1. resting in front of the fireplace; 2. me a.k.a. kari peitsamo; 3. playing homage to stella with a carefully rearranged wig.


totally relaxing, totally fun. looking forward to next year already. here's my theme song from the trip:

Monday, July 27, 2009

shore lego.

i have always lived near a vast body of water and cannot imagine feeling comfortable as an inlander. the proximity of sea creates a horizon of freedom for me even at times of permanence. even a flowing river gives an impression of movement and direction in the solidity of everyday life. my relationship with water might explain the lack of affection i feel for other natural elements (on the assumption that we only have a certain amount of affective feelings to give, which is prolly faulty...); i desire very little green around me, but the reflecting gleam of h2o is essential.

despite my adoration of the ocean and although i used to sail as a kid, i don't find sailboats or other sea vessels all that interesting. i actually fear being afloat these days. (overall, i've turned into quite a wuss as i age...) nevertheless, i adore walking along the water and the visual stimuli offered by the sea. many of my home cities have been ports. strolling in the docklands and driving past harbors are very much part of my urban experience. the aesthetic of cranes and crates is as much a part of the texture of a city as are graffiti and concrete walls. all essential for me.

my fascination with shipping containers started at an early age when i pointed out that giant lego was stocked near the ruissalo island, a nature conservation area in turku. obviously, i was referring to the high piles of containers in the port of turku. i regarded them a heap of magnificent utilitarian building blocks just waiting to be arranged and rearranged according to the whims of a great lego builder. needless to say, i really really loved lego as a kid.

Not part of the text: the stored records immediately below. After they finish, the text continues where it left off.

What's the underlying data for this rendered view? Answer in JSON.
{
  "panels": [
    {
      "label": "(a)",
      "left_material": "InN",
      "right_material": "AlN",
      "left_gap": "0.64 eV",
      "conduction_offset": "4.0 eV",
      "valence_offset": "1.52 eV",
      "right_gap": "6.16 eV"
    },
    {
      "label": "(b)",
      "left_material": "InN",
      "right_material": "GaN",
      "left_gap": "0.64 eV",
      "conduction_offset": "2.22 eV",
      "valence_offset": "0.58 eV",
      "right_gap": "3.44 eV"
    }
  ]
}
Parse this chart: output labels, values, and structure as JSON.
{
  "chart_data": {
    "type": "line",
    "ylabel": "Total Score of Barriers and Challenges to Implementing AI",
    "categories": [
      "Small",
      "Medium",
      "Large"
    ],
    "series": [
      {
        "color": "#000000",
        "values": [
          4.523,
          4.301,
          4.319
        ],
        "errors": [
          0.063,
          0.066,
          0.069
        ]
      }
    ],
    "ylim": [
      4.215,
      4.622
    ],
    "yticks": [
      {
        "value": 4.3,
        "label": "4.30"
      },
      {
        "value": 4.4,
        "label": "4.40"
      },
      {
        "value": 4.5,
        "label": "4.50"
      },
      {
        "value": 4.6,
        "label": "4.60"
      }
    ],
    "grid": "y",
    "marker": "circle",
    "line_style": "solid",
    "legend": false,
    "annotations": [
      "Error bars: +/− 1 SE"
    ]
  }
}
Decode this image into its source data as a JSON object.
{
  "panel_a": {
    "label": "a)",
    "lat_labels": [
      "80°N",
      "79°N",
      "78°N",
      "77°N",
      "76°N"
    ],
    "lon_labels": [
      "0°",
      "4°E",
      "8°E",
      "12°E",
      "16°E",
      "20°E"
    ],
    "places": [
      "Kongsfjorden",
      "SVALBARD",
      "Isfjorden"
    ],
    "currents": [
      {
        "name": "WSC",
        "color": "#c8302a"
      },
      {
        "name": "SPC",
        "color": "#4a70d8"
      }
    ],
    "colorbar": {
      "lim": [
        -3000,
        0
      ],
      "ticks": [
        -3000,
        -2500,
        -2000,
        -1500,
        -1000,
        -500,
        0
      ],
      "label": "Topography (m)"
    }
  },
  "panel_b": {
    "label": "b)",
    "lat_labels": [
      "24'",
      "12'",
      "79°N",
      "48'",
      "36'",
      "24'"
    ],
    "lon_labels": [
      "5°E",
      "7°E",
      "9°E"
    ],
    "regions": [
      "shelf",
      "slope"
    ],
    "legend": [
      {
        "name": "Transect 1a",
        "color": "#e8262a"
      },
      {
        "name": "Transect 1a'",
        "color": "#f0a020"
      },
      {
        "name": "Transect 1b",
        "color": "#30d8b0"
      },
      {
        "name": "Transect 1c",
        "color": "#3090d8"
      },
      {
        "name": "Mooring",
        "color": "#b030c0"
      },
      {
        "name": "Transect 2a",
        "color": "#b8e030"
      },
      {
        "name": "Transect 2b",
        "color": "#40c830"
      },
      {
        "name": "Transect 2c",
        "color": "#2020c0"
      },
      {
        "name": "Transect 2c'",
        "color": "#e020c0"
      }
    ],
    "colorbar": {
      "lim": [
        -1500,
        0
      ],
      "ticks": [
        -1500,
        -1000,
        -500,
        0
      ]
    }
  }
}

i still greet shores with shipping containers with aesthetic pleasure. the limited variety in stacking and colors create a soothing pattern of repetition. therefore, a dodgy shipping yard is an environment of marvel and fascinates me endlessly. to realize there are others who share my passion and actually create something with the giant lego has been exciting beyond belief.

seeing a book of lot-ek ("low tech") works for the first time actually produced a yelp on my part. embarrassing, sure, but oh, so amazing. the creative, italian originating architectural duo work from nyc and use unexpected materials to create living and working spaces. although a small firm, they've created a credible reputation for art projects – one of which took place in finland during snow show in 2004 (in collaboration with a thai artist friend, phathaiwat "top" changtrakul).

moreover, architect adam kalkin creates impressive, affordable and luxurious beyond sensibility living solutions from shipping containers. some of his works are presented here as a slide show. although his suggestions of combining traditional wooden housing with the rough'n'rumble of steel might be too underlining a contrast for some – and it certainly is for me – it definitely displays the possibilities there are with reusing these magnificent boxes.

one of my favorite projects is commissioned by the bag company freitag. they built a flagship store in zürich from 17 shipping containers. known for their tarpaulin bags and reused materials, the building is logical continuation on their part and a beautiful example of eco-architecture that uses familiar elements in an awe-inspiring way. additionally it offers the possibility of relocation and restoration of the site after the removal of the building.
the idea that even buildings can be based on ideals of recycling impresses me tremendously. the ultimate diy-project of creating a semi-permanent living-space and a home from steel containers feels relevant at this time of nomadic lifestyles. it could even offer a solution for those in desperate need of shelter – although i doubt creating material shelters for refugees or the poor comes down to lack of feasible residential solutions because slum issues (i.e. poverty) are still being "solved" by tearing down shantytowns and burning the material used for building shacks (i.e. securing poverty). but if there was a will, could this be the way?

what do you think? are shipping containers ugly bulk or fascinating material? would you consider living in such a house?